ELFVIN, District Judge.

Plaintiffs have brought this class action on behalf of themselves and others similarly situated, seeking a judgment declaring the procedures set forth in section 210 of New York’s Civil Service Law [“CSL”] unconstitutional on their face and as applied because they deprive public employees of their property without due process of law. Plaintiffs allege that these procedures are defective in that they (1) fail to provide an impartial initial hearing on the question of strike participation, and (2) do not provide any hearing at all prior to the commencement of deductions from wages as a penalty for strike participation. Plaintiffs also seek to recover the amounts deducted from their wages and from the wages of the class in accordance with those procedures. Now before me are plaintiffs’ motions for class action certification pursuant to Fed.R.Civ.P. rule 23 and for summary judgment pursuant to Fed.R.Civ.P. rule 56. Defendants have submitted memoranda opposing plaintiffs’ motion for summary judgment; no opposition has been raised anent the motion for class action certification.

Background

The individual plaintiffs, together with “all others similarly situated” in this case, comprise a body consisting of nearly 3,000 persons, all of whom were teachers in the Buffalo public school system at the time of a teachers’ strike beginning September 7, 1976 and ending September 24, 1976. On October 14, 1976 defendant Reville, Buffa *89 lo’s Superintendent of Schools, determined that this strike violated CSL § 210 and that each of the individual plaintiffs and all of the members of the class had participated in the strike.
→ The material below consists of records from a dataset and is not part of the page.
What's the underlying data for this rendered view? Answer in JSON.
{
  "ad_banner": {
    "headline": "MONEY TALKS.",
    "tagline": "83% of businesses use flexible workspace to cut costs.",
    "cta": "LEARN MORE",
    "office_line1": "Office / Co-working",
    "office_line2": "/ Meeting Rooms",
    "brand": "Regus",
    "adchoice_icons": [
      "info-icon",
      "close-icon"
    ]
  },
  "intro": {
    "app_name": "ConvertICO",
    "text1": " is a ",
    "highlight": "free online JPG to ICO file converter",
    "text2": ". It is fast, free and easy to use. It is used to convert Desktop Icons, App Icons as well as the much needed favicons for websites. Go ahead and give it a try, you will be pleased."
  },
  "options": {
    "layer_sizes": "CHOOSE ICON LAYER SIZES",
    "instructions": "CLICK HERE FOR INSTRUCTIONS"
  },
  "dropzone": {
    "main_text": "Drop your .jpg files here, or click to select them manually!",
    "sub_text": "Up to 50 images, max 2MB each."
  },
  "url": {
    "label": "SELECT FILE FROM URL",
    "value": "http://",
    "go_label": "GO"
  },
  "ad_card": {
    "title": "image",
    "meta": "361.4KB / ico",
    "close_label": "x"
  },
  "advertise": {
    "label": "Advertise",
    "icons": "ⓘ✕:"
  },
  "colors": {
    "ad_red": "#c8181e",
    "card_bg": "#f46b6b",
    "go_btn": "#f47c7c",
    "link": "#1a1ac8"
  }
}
By a notice dated October 14, 1976, Reville informed plaintiffs and the members of the proposed class of this determination and advised them that they were subject to the penalties provided by CSL §§ 210.2(f) and (g). These paragraphs, since repealed, 1 imposed on striking public employees a one-year probationary period and payroll deductions in an amount equal to twice the daily rate of pay for each day of participation in a strike.

According to a stipulation by the parties, the named plaintiffs filed objections to Re-ville’s October 14th determinations, as authorized by CSL § 210.2(h), which provides for review by Reville of his initial determination. On December 3, 1976 the named plaintiffs received form notices summarily dismissing their objections and denying a hearing, on the grounds that they had failed to establish that they did not participate in the strike or to raise a question of fact as to their participation, as provided by section 210.2(h). Altogether approximately 400 members of the proposed class filed such objections, of whom about 325 were denied hearings on the same grounds. These secondary determinations by Reville were challenged by several class members in the New York courts, pursuant to CSL § 210.2(h) and Article 78 of New York’s Civil Practice Law and Rules [“CPLR”]. It is stipulated that of these challenges only three led to a hearing on the merits. The results of these hearings have not been indicated.

It is further stipulated that defendant Clapp caused approximately six million dollars in section 210 penalties to be deducted from the salaries of the members of the proposed class, the deductions being made in three parts from paychecks due on the third, seventeenth and thirty-first of December, 1976. It is stipulated that this entire amount was retained by defendants and applied by them to the operating budget and expenses of the Buffalo School District.

Plaintiffs’ Motion For Class Action Certification

In order to certify an action as a class action this Court must be satisfied both that the prerequisites to a class action stated in Fed.R.Civ.P. rule 23(a) are met and that the action falls in one of the categories set forth in Fed.R.Civ.P. rule 23(b).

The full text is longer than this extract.